Achievements and titles
- Personal best: 72.55 m

Medal record
Women's Athletics
Representing Turkey
Mediterranean Games
| Silver medal – second place | 2018 Tarragona | Hammer throw |
| Silver medal – second place | 2022 Oran | Hammer throw |
European Team Championships
| Gold medal – first place | 2017 Lille | Hammer throw |
Islamic Solidarity Games
| Silver medal – second place | 2017 Baku | Hammer throw |
| Silver medal – second place | 2021 Konya | Hammer throw |
World Youth Championships
| Silver medal – second place | 2009 Brixen | Hammer throw |
European Junior Championships
| Silver medal – second place | 2011 Tallinn | Hammer throw |
European Youth Olympic Festival
| Silver medal – second place | 2009 Tampere | Hammer throw |

= Kıvılcım Kaya =

Turkish hammer thrower (born 1992)

Kıvılcım Kaya Salman (/tr/; born Kıvılcim Kaya on March 27, 1992, in Ankara) is a Turkish female hammer thrower.

She is the daughter of the former Turkish national wrestler Ziya Kaya. She began working with Artun Talay, who guided to Eşref Apak for Olympics bronze medal in Athens 2004. She made first big step to international scene at 2009 World Youth Championships in Brixen, after taking the silver medal in the girl's hammer throw competition. Then she broke national junior hammer record in Ankara with a 65.10 meter throw. She then took the silver medal at the 2011 European Junior Championships.

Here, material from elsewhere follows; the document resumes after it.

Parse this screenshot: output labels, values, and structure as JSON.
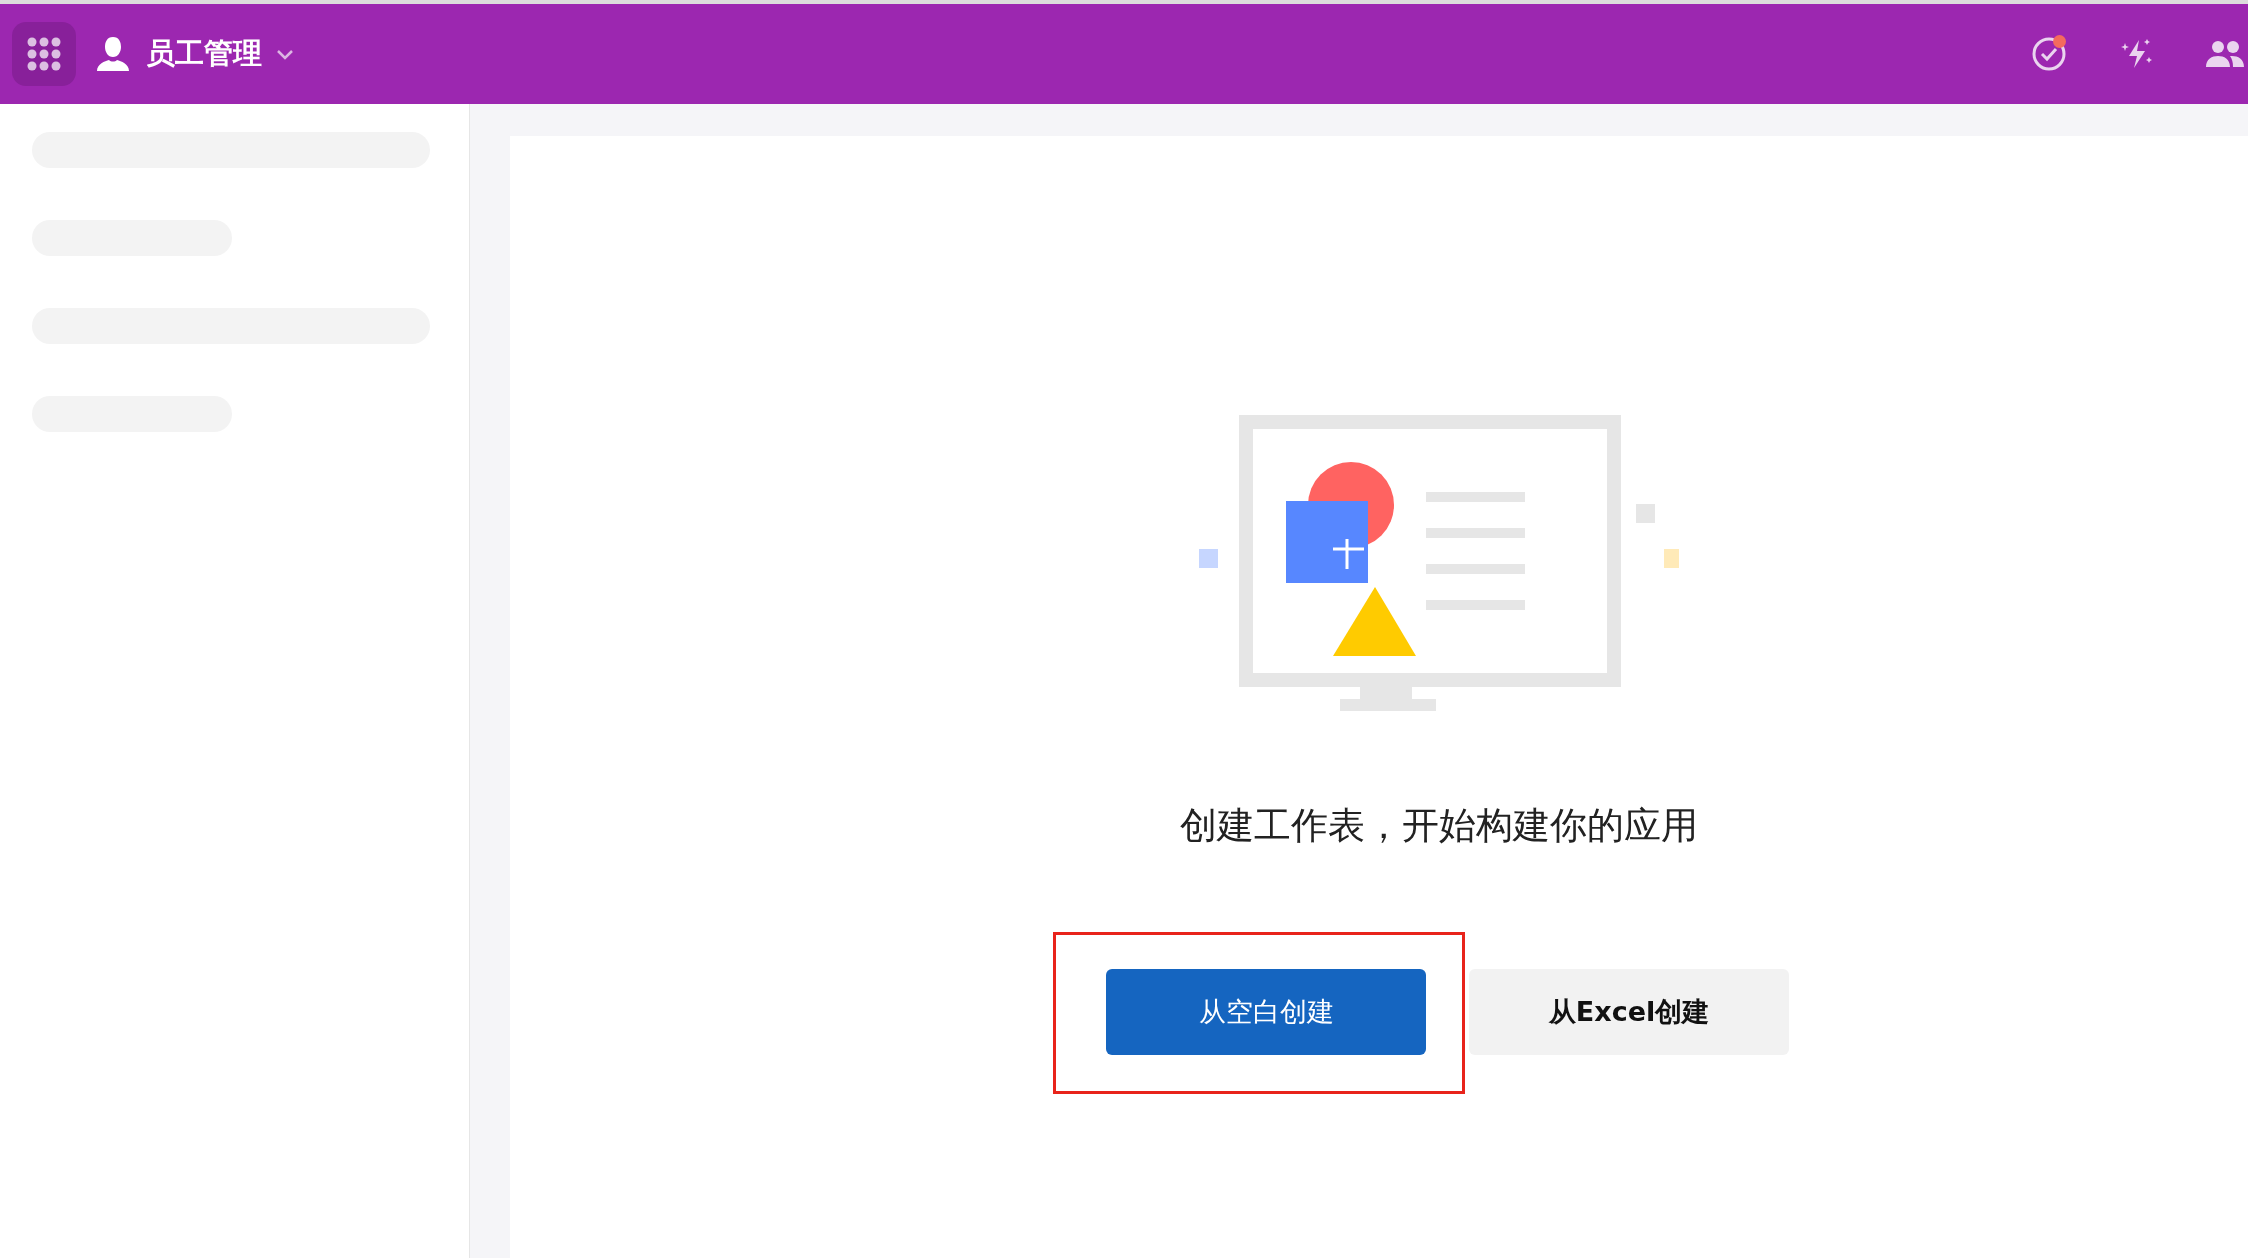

Kıvılcım threw 72.55 metres at the Turkish Championships.

At the 2013 Turkish championships, she tested positive for doping and was suspended between June 2013 and June 2015.

She competed at the 2012 Summer Olympics, the 2015 World Championships, the 2016 European Championships and the 2016 Summer Olympics without reaching the final.

At the 2022 Mediterranean Games, she won silver with a throw of 69.82 m. At Islamic Games of that year, she won silver with a throw of 65.68m.